Hemophilia is an inherited blood disorder in which individuals are not born with a “clotting factor” that helps to heal critical injuries. This is why hemophilia patients bleed for a longer time externally and internally. According to the National Hemophilia Foundation, there are two main types of hemophilia – A and B. The third type, known as hemophilia C, is an extremely rare condition. Each of the types is associated with a specific factor.

Hemophilia A

Hemophilia A is linked to the deficiency or defective Factor VIII. It is typically passed down from parents to children; however, one-third of cases had no prior family history. According to the US Centers for Disease Control and Prevention (CDC), this type occurs in one in about 5600 births. The X chromosome carries the genes of hemophilia. There are two X chromosomes inherited by females, one from their mother and one from the father (XX). Males inherit one X chromosome from their mother and one Y chromosome from their father (XY). This means that the chances of males getting hemophilia from their mothers are higher. Since females have XX chromosomes, even if they carry the hemophilia gene from the mother, most likely they will inherit healthy chromosomes from their father, thus making their chances significantly less. Hemophilia A has three stages depending on the ratio of Factor VIII clotting protein in the blood. Mild hemophilia A has 6-30%, moderate has 1-5% and severe has less than 1%.

Hemophilia B

Hemophilia B is linked to the deficiency or defective Factor IX. It is also called the Christmas disease and is four times less common than hemophilia A. Genetics of this type are the same as mentioned earlier. A female who inherits hemophilia chromosomes is called a carrier since she can pass it on to her children. Three severity stages are the same as hemophilia A. Symptoms of mild hemophilia B are typically known only after a serious injury, trauma, or tooth extraction.
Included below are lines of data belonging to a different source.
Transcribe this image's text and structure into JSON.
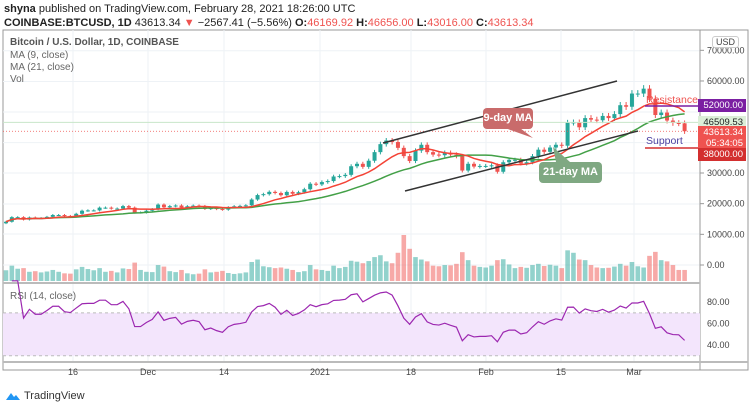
{
  "header": {
    "publisher": "shyna",
    "published": "published on TradingView.com, February 28, 2021 18:26:00 UTC",
    "symbol": "COINBASE:BTCUSD, 1D",
    "last": "43613.34",
    "arrow": "▼",
    "change": "−2567.41 (−5.56%)",
    "o_label": "O:",
    "o": "46169.92",
    "h_label": "H:",
    "h": "46656.00",
    "l_label": "L:",
    "l": "43016.00",
    "c_label": "C:",
    "c": "43613.34"
  },
  "legend": {
    "title": "Bitcoin / U.S. Dollar, 1D, COINBASE",
    "ma9": "MA (9, close)",
    "ma21": "MA (21, close)",
    "vol": "Vol",
    "rsi": "RSI (14, close)"
  },
  "annotations": {
    "ma9_box": "9-day MA",
    "ma21_box": "21-day MA",
    "resistance": "Resistance",
    "support": "Support"
  },
  "price_tags": {
    "currency": "USD",
    "resistance": "52000.00",
    "ma": "46509.53",
    "last": "43613.34",
    "countdown": "05:34:05",
    "support": "38000.00"
  },
  "colors": {
    "up": "#26a69a",
    "down": "#ef5350",
    "ma9": "#f44336",
    "ma21": "#43a047",
    "rsi": "#9c27b0",
    "resistance": "#7b1fa2",
    "support": "#d32f2f"
  },
  "footer": {
    "brand": "TradingView"
  },
  "chart_data": {
    "type": "candlestick",
    "start_date": "2020-11-04",
    "end_date": "2021-02-28",
    "price_ticks": [
      "70000.00",
      "60000.00",
      "30000.00",
      "20000.00",
      "10000.00",
      "0.00"
    ],
    "price_tick_values": [
      70000,
      60000,
      30000,
      20000,
      10000,
      0
    ],
    "rsi_ticks": [
      "80.00",
      "60.00",
      "40.00"
    ],
    "rsi_tick_values": [
      80,
      60,
      40
    ],
    "x_ticks": [
      "16",
      "Dec",
      "14",
      "2021",
      "18",
      "Feb",
      "15",
      "Mar"
    ],
    "first_open": 13600,
    "close": [
      14100,
      15600,
      15600,
      14800,
      15500,
      15300,
      15300,
      15700,
      16300,
      16300,
      16000,
      15950,
      16700,
      17700,
      17800,
      17800,
      18700,
      18700,
      18400,
      18400,
      19200,
      18700,
      17100,
      17100,
      17700,
      18200,
      19700,
      18800,
      19200,
      19400,
      18650,
      19150,
      19350,
      19200,
      18300,
      18550,
      18250,
      18050,
      18800,
      19150,
      19270,
      19450,
      21350,
      22800,
      23100,
      23850,
      23480,
      22750,
      23820,
      23240,
      23730,
      24700,
      26500,
      26270,
      27040,
      27370,
      28860,
      28990,
      29400,
      32200,
      33000,
      32000,
      34000,
      36800,
      39400,
      40600,
      40100,
      38200,
      35500,
      33900,
      37300,
      39200,
      36800,
      36000,
      35800,
      36600,
      36000,
      35500,
      30800,
      33000,
      32100,
      32300,
      32300,
      32500,
      30400,
      33500,
      34300,
      34300,
      33100,
      33500,
      35500,
      37600,
      36900,
      38300,
      39200,
      38900,
      46400,
      46500,
      44900,
      47900,
      47400,
      47200,
      48600,
      47900,
      49200,
      52100,
      51600,
      55900,
      55900,
      57500,
      54200,
      48900,
      49700,
      47100,
      46300,
      46200,
      43613
    ],
    "volume": [
      3500,
      5000,
      4000,
      4200,
      3000,
      3200,
      2800,
      3100,
      3600,
      3000,
      2500,
      2400,
      3800,
      4600,
      3900,
      3500,
      4200,
      3000,
      3300,
      2800,
      4100,
      3900,
      6000,
      3600,
      3000,
      2900,
      5200,
      4700,
      3200,
      2900,
      3600,
      2500,
      2200,
      2400,
      3800,
      2800,
      3000,
      3300,
      2600,
      2300,
      2500,
      2800,
      6200,
      7000,
      4800,
      4500,
      4200,
      4400,
      4000,
      3600,
      2900,
      3200,
      5200,
      3800,
      3600,
      3300,
      5000,
      4200,
      4600,
      6600,
      6300,
      5800,
      6500,
      7800,
      8400,
      6400,
      5800,
      9200,
      15000,
      10500,
      7800,
      7000,
      6400,
      5000,
      4800,
      5200,
      5100,
      5600,
      9400,
      6800,
      5000,
      4600,
      4400,
      5000,
      6800,
      7100,
      5400,
      4200,
      4600,
      4300,
      5200,
      5600,
      4900,
      5300,
      5000,
      4200,
      10000,
      9200,
      7000,
      6800,
      5200,
      4400,
      4200,
      4300,
      4700,
      5600,
      5000,
      6200,
      4800,
      4400,
      8200,
      9500,
      6800,
      6400,
      5200,
      3600,
      3600
    ],
    "resistance": 52000,
    "ma_line": 46509.53,
    "support": 38000,
    "rsi_period": 14,
    "ma_periods": [
      9,
      21
    ],
    "rsi_band": [
      30,
      70
    ]
  }
}
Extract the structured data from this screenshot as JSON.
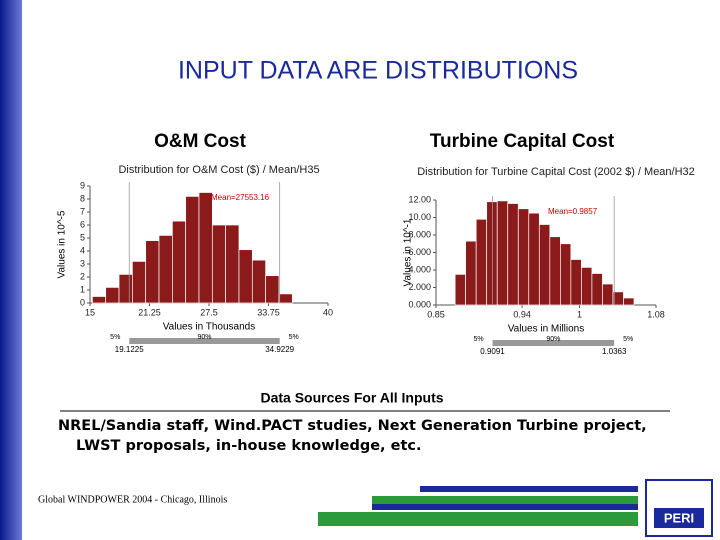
{
  "title": "INPUT DATA ARE DISTRIBUTIONS",
  "chart_data": [
    {
      "type": "histogram",
      "heading": "O&M Cost",
      "title": "Distribution for O&M Cost ($) / Mean/H35",
      "xlabel": "Values in Thousands",
      "ylabel": "Values in 10^-5",
      "annotation": "Mean=27553.16",
      "bins": [
        15.25,
        16.65,
        18.05,
        19.45,
        20.85,
        22.25,
        23.65,
        25.05,
        26.45,
        27.85,
        29.25,
        30.65,
        32.05,
        33.45,
        34.85,
        36.25
      ],
      "values": [
        0.5,
        1.2,
        2.2,
        3.2,
        4.8,
        5.2,
        6.3,
        8.2,
        8.5,
        6.0,
        6.0,
        4.1,
        3.3,
        2.1,
        0.7
      ],
      "color": "#8b1a1a",
      "xlim": [
        15,
        40
      ],
      "xticks": [
        15,
        21.25,
        27.5,
        33.75,
        40
      ],
      "ylim": [
        0,
        9
      ],
      "yticks": [
        0,
        1,
        2,
        3,
        4,
        5,
        6,
        7,
        8,
        9
      ],
      "interval": {
        "left_label": "5%",
        "middle_label": "90%",
        "right_label": "5%",
        "low": 19.1225,
        "high": 34.9229
      }
    },
    {
      "type": "histogram",
      "heading": "Turbine Capital Cost",
      "title": "Distribution for Turbine Capital Cost (2002 $) / Mean/H32",
      "xlabel": "Values in Millions",
      "ylabel": "Values in 10^-1",
      "annotation": "Mean=0.9857",
      "bins": [
        0.87,
        0.881,
        0.892,
        0.903,
        0.914,
        0.925,
        0.936,
        0.947,
        0.958,
        0.969,
        0.98,
        0.991,
        1.002,
        1.013,
        1.024,
        1.035,
        1.046,
        1.057
      ],
      "values": [
        3.5,
        7.3,
        9.8,
        11.8,
        11.9,
        11.6,
        11.0,
        10.5,
        9.2,
        7.8,
        7.0,
        5.2,
        4.3,
        3.6,
        2.4,
        1.5,
        0.8
      ],
      "color": "#8b1a1a",
      "xlim": [
        0.85,
        1.08
      ],
      "xticks": [
        0.85,
        0.94,
        1,
        1.08
      ],
      "ylim": [
        0,
        12
      ],
      "yticks": [
        {
          "value": 0,
          "label": "0.000"
        },
        {
          "value": 2,
          "label": "2.000"
        },
        {
          "value": 4,
          "label": "4.000"
        },
        {
          "value": 6,
          "label": "6.000"
        },
        {
          "value": 8,
          "label": "8.000"
        },
        {
          "value": 10,
          "label": "10.00"
        },
        {
          "value": 12,
          "label": "12.00"
        }
      ],
      "interval": {
        "left_label": "5%",
        "middle_label": "90%",
        "right_label": "5%",
        "low": 0.9091,
        "high": 1.0363
      }
    }
  ],
  "sources": {
    "heading": "Data Sources For All Inputs",
    "text": "NREL/Sandia staff, Wind.PACT studies, Next Generation Turbine project, LWST proposals, in-house knowledge, etc."
  },
  "footer": "Global WINDPOWER 2004 - Chicago, Illinois",
  "logo": "PERI"
}
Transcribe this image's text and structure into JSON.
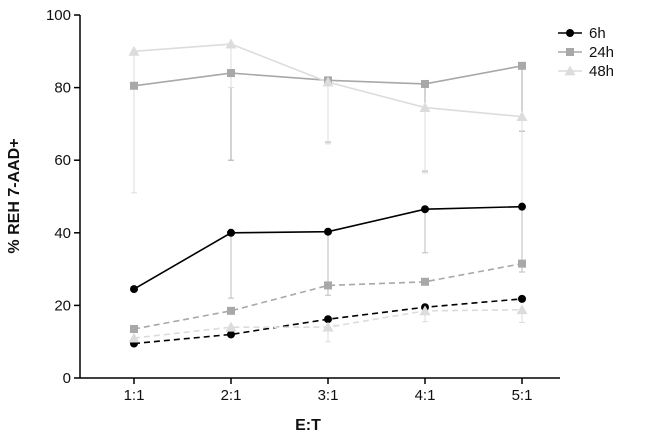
{
  "chart_data": {
    "type": "line",
    "title": "",
    "xlabel": "E:T",
    "ylabel": "% REH 7-AAD+",
    "categories": [
      "1:1",
      "2:1",
      "3:1",
      "4:1",
      "5:1"
    ],
    "ylim": [
      0,
      100
    ],
    "yticks": [
      0,
      20,
      40,
      60,
      80,
      100
    ],
    "grid": false,
    "legend_position": "top-right",
    "legend": [
      {
        "name": "6h",
        "marker": "circle",
        "color": "#000000"
      },
      {
        "name": "24h",
        "marker": "square",
        "color": "#a8a8a8"
      },
      {
        "name": "48h",
        "marker": "triangle",
        "color": "#dcdcdc"
      }
    ],
    "series": [
      {
        "legend": "6h",
        "line": "solid",
        "marker": "circle",
        "color": "#000000",
        "values": [
          24.5,
          40,
          40.3,
          46.5,
          47.2
        ],
        "errors": [
          null,
          18,
          17.5,
          12,
          18
        ]
      },
      {
        "legend": "24h",
        "line": "solid",
        "marker": "square",
        "color": "#a8a8a8",
        "values": [
          80.5,
          84,
          82,
          81,
          86
        ],
        "errors": [
          null,
          24,
          17,
          24,
          18
        ]
      },
      {
        "legend": "48h",
        "line": "solid",
        "marker": "triangle",
        "color": "#dcdcdc",
        "values": [
          90,
          92,
          81.5,
          74.5,
          72
        ],
        "errors": [
          39,
          12,
          17,
          18,
          25
        ]
      },
      {
        "legend": "6h",
        "line": "dashed",
        "marker": "circle",
        "color": "#000000",
        "values": [
          9.5,
          12,
          16.2,
          19.5,
          21.8
        ],
        "errors": [
          null,
          null,
          null,
          null,
          null
        ]
      },
      {
        "legend": "24h",
        "line": "dashed",
        "marker": "square",
        "color": "#a8a8a8",
        "values": [
          13.5,
          18.5,
          25.5,
          26.5,
          31.5
        ],
        "errors": [
          null,
          null,
          null,
          null,
          null
        ]
      },
      {
        "legend": "48h",
        "line": "dashed",
        "marker": "triangle",
        "color": "#dcdcdc",
        "values": [
          11,
          14,
          14,
          18.5,
          18.8
        ],
        "errors": [
          null,
          null,
          4,
          3,
          3.5
        ]
      }
    ]
  }
}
Women may experience menorrhagia or heavy menstrual bleeding. They may also undergo hemorrhage after childbirth. In moderate hemophilia B, bleeding may sometimes occur without any reason. In cases of severe hemophilia B, individuals may experience frequent spontaneous bleeding in joints and muscles. The severity symptoms of hemophilia A and B are almost the same.

Hemophilia C

Hemophilia C is caused due to Factor XI deficiency. First recognized in 1953, approximately one in 100,000 people are affected by this type of hemophilia. The genetics of hemophilia C is different from the previous two types. This condition is inherited when both parents pass on the defective hemophilia gene to the child. This means both men and women are affected by it equally. Factor XI is an important clotting element since it creates a protein called thrombin, which gets converted to fibrin. It helps keep blood clots in place. In hemophilia C, joint and muscle bleeds, nosebleeds, or soft tissue bleeds are common.

Nutrition and hemophilia
When it comes to the treatment and management of hemophilia, nutrition plays an important role. It becomes vital to consume certain foods for better management of the disease. Doctors recommend that leafy vegetables like spinach and kale are a good source of fiber. Increasing intake of whole grain foods like whole wheat, bran, brown rice suppresses appetite and improves cholesterol levels. This helps in regulating blood sugar levels, leading to effective management of hemophilia symptoms.

Medications
In order to alleviate hemophilia A symptoms, one can use medications like HEMLIBRA. If you’re looking for HEMLIBRA hemophilia info, you can check the same with your doctor. The medication can be administered through a subcutaneous injection. Typically, the injection can be given once every week during the loading phase. After that, it can be administered once every week, fortnightly, or once in every four weeks.

Hemophilia B can be treated with medications like BeneFix. The medicine is administered intravenously with a solution of sodium chloride. BeneFix works by replacing the factor IX that enables blood clotting, thereby preventing excessive bleeding. It is important to discuss potential side effects with your doctor for better management of the disease.